Responsibilities that clearly fall to the ruling elders in the Book of Order, like ordering worship, stewardship,
and evangelism, are routinely given over to the pastor. The pastor will do these things theoretically
on the people’s behalf; but at the same time the deacons and ruling elders have
to be cultivating the skills, knowledge, or expertise to bear a lot these
responsibilities themselves.
I
contend that teaching is the essence of ministry based on the example of the
Lord Jesus and the apostles of the New Testament. We often underestimate how much of their work consisted in training others in ministry. Jesus sends his disciples out on two
missions, and many of his teachings are given to the disciples for their
spiritual and missional formation.
Even his own ministry of healing and teaching often has an exemplary
purpose. He is giving his
followers behaviors to imitate.
The
new worshiping communities established by the apostles had no regular “pastors”

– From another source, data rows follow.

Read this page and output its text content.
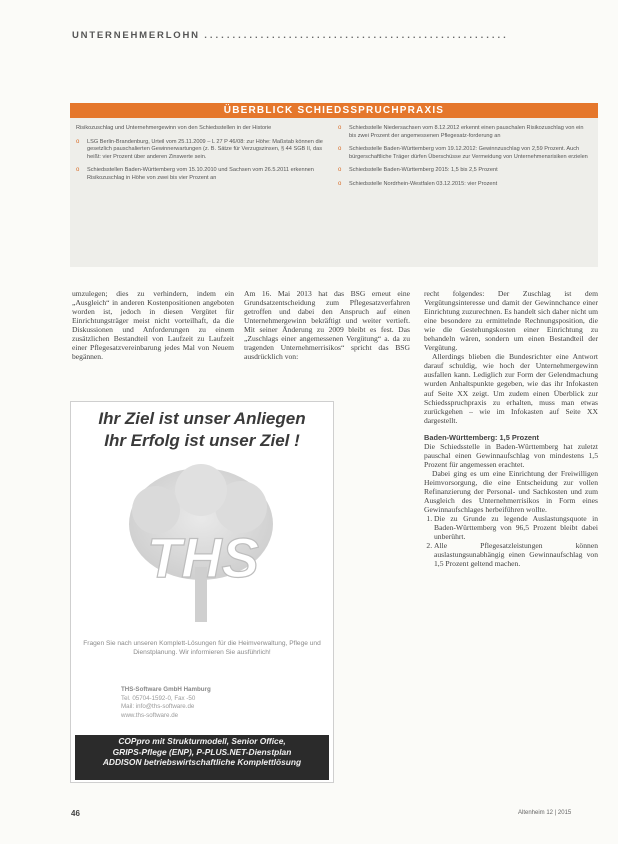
UNTERNEHMERLOHN ......................................................
ÜBERBLICK SCHIEDSSPRUCHPRAXIS

Risikozuschlag und Unternehmergewinn von den Schiedsstellen in der Historie

o LSG Berlin-Brandenburg, Urteil vom 25.11.2009 – L 27 P 46/08: zur Höhe: Maßstab können die gesetzlich pauschalierten Gewinnerwartungen (z. B. Sätze für Verzugszinsen, § 44 SGB II, das heißt: vier Prozent über anderen Zinswerte sein.
o Schiedsstellen Baden-Württemberg vom 15.10.2010 und Sachsen vom 26.5.2011 erkennen Risikozuschlag in Höhe von zwei bis vier Prozent an
o Schiedsstelle Niedersachsen vom 8.12.2012 erkennt einen pauschalen Risikozuschlag von ein bis zwei Prozent der angemessenen Pflegesatz-forderung an
o Schiedsstelle Baden-Württemberg vom 19.12.2012: Gewinnzuschlag von 2,59 Prozent. Auch bürgerschaftliche Träger dürfen Überschüsse zur Vermeidung von Unternehmensrisiken erzielen
o Schiedsstelle Baden-Württemberg 2015: 1,5 bis 2,5 Prozent
o Schiedsstelle Nordrhein-Westfalen 03.12.2015: vier Prozent

umzulegen; dies zu verhindern, indem ein „Ausgleich“ in anderen Kostenpositionen angeboten worden ist, jedoch in diesen Vergütet für Einrichtungsträger meist nicht vorteilhaft, da die Diskussionen und Anforderungen zu einem zusätzlichen Bestandteil von Laufzeit zu Laufzeit einer Pflegesatzvereinbarung jedes Mal von Neuem begännen.

Am 16. Mai 2013 hat das BSG erneut eine Grundsatzentscheidung zum Pflegesatzverfahren getroffen und dabei den Anspruch auf einen Unternehmergewinn bekräftigt und weiter vertieft. Mit seiner Änderung zu 2009 bleibt es fest. Das „Zuschlags einer angemessenen Vergütung“ a. da zu tragenden Unternehmerrisikos“ spricht das BSG ausdrücklich von:

recht folgendes: Der Zuschlag ist dem Vergütungsinteresse und damit der Gewinnchance einer Einrichtung zuzurechnen. Es handelt sich daher nicht um eine besondere zu ermittelnde Rechnungsposition, die wie die Gestehungskosten einer Einrichtung zu behandeln wären, sondern um einen Bestandteil der Vergütung.

Allerdings blieben die Bundesrichter eine Antwort darauf schuldig, wie hoch der Unternehmergewinn ausfallen kann. Lediglich zur Form der Gelendmachung wurden Anhaltspunkte gegeben, wie das ihr Infokasten auf Seite XX zeigt. Um zudem einen Überblick zur Schiedsspruchpraxis zu erhalten, muss man etwas zurückgehen – wie im Infokasten auf Seite XX dargestellt.

Baden-Württemberg: 1,5 Prozent

Die Schiedsstelle in Baden-Württemberg hat zuletzt pauschal einen Gewinnaufschlag von mindestens 1,5 Prozent für angemessen erachtet.

Dabei ging es um eine Einrichtung der Freiwilligen Heimvorsorgung, die eine Entscheidung zur vollen Refinanzierung der Personal- und Sachkosten und zum Ausgleich des Unternehmerrisikos in Form eines Gewinnaufschlages herbeiführen wollte.

1. Die zu Grunde zu legende Auslastungsquote in Baden-Württemberg von 96,5 Prozent bleibt dabei unberührt.
2. Alle Pflegesatzleistungen können auslastungsunabhängig einen Gewinnaufschlag von 1,5 Prozent geltend machen.
Ihr Ziel ist unser Anliegen
Ihr Erfolg ist unser Ziel !
THS
Fragen Sie nach unseren Komplett-Lösungen für die Heimverwaltung, Pflege und Dienstplanung. Wir informieren Sie ausführlich!
THS-Software GmbH Hamburg
Tel. 05704-1592-0, Fax -50
Mail: info@ths-software.de
www.ths-software.de
COPpro mit Strukturmodell, Senior Office,
GRIPS-Pflege (ENP), P-PLUS.NET-Dienstplan
ADDISON betriebswirtschaftliche Komplettlösung
46	Altenheim 12 | 2015
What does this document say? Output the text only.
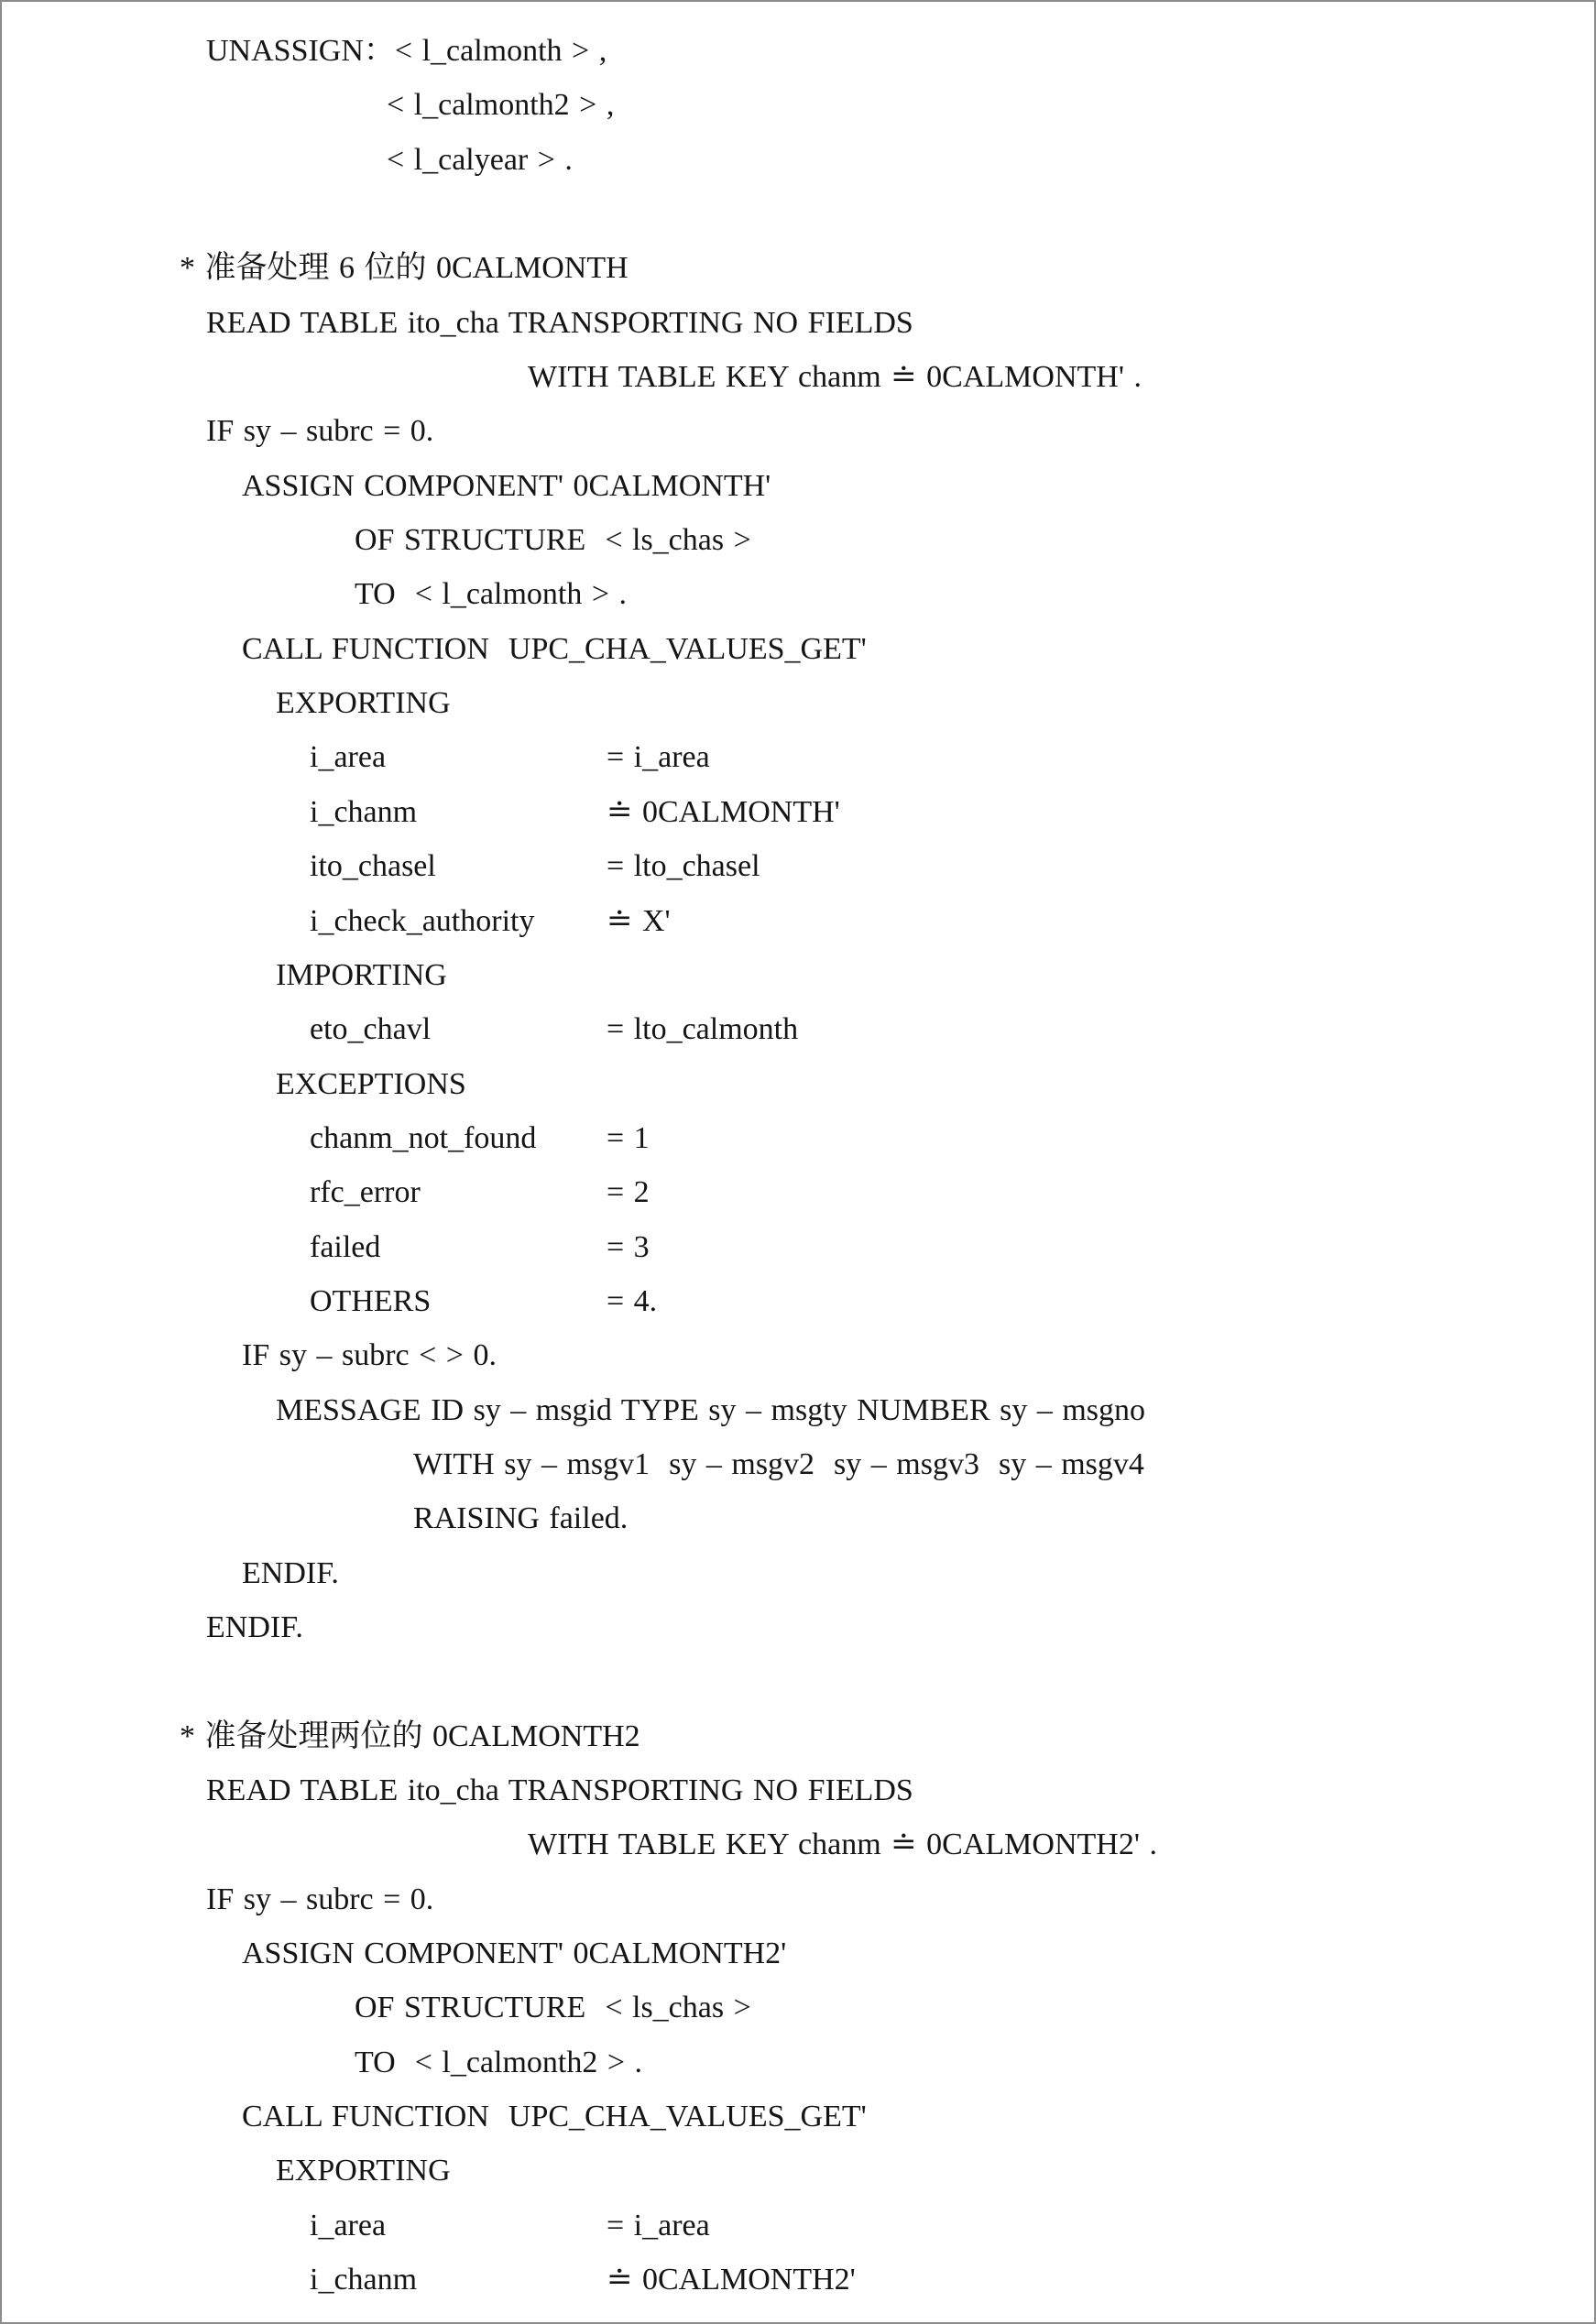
UNASSIGN：< l_calmonth > ,
< l_calmonth2 > ,
< l_calyear > .
* 准备处理 6 位的 0CALMONTH
READ TABLE ito_cha TRANSPORTING NO FIELDS
WITH TABLE KEY chanm ≐ 0CALMONTH' .
IF sy – subrc = 0.
ASSIGN COMPONENT' 0CALMONTH'
OF STRUCTURE  < ls_chas >
TO  < l_calmonth > .
CALL FUNCTION  UPC_CHA_VALUES_GET'
EXPORTING
i_area	= i_area
i_chanm	≐ 0CALMONTH'
ito_chasel	= lto_chasel
i_check_authority ≐ X'
IMPORTING
eto_chavl	= lto_calmonth
EXCEPTIONS
chanm_not_found = 1
rfc_error	= 2
failed	= 3
OTHERS	= 4.
IF sy – subrc < > 0.
MESSAGE ID sy – msgid TYPE sy – msgty NUMBER sy – msgno
WITH sy – msgv1  sy – msgv2  sy – msgv3  sy – msgv4
RAISING failed.
ENDIF.
ENDIF.
* 准备处理两位的 0CALMONTH2
READ TABLE ito_cha TRANSPORTING NO FIELDS
WITH TABLE KEY chanm ≐ 0CALMONTH2' .
IF sy – subrc = 0.
ASSIGN COMPONENT' 0CALMONTH2'
OF STRUCTURE  < ls_chas >
TO  < l_calmonth2 > .
CALL FUNCTION  UPC_CHA_VALUES_GET'
EXPORTING
i_area	= i_area
i_chanm	≐ 0CALMONTH2'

as we understand them. Neither
were most Gentile gatherings likely even to have a complete copy of the Bible (which would
have been the Greek Old Testament).
What they appear to have had was a group of well-trained elders, and an
assortment of different visiting preachers and evangelists. Yet the theology they did get was so
strong and attractive, and the communities they formed so loving and
supportive, that the young sect grew explosively. With hardly any of the resources we have come to depend on,
I suspect the main way faith in Jesus Christ was taught to people in the
earliest church was by example and imitation, first of Jesus, then of those who
imitated him.
Teaching,
therefore, must not be reduced to the model of one person disseminating information
to students sitting in rows in a classroom, or even around a table. While of course there is a place for
this, teaching happens even more effectively by example or in
conversation. Having a class on
prayer is fine; but people are more edified when they experience the pastor
praying, and are given opportunities to pray, and lead others in prayer,
themselves. Holding a Bible study
is good; but the people should be able to see how the pastor’s whole life is an
encounter with the Word. And they
should be given access to high quality resources on Scripture and
theology. Doctrine should not be a
matter of dry and technical memorization; doctrine has to be a reflection of,
and on, our practice. And the
exemplary practitioner in the local congregation is the pastor.
In
part-time ministry, pastors have to decide how to invest their limited hours. Some things – many things – have to be let go of as responsibilities assigned to
the pastor. If these are not just non-essential
or missionally pointless activities, they will have to be picked up by members of
the church. The job of the pastor,
then, becomes more than the doing of ministry; it broadens out into the teaching of others to do ministry as well.
So
part-time ministry doesn’t just require the pastor to have an approach very
different from that of the full-time pastor we have become accustomed to, the
members of the congregation also have to change their expectations, both of the
pastor and of themselves.
Part-time ministry demands that the people reinvest themselves into the
fullness of ministry. It means
that otherwise often trite slogan about how all-the-members-are-the-ministers,
actually expresses a legitimate aspiration and even becomes true.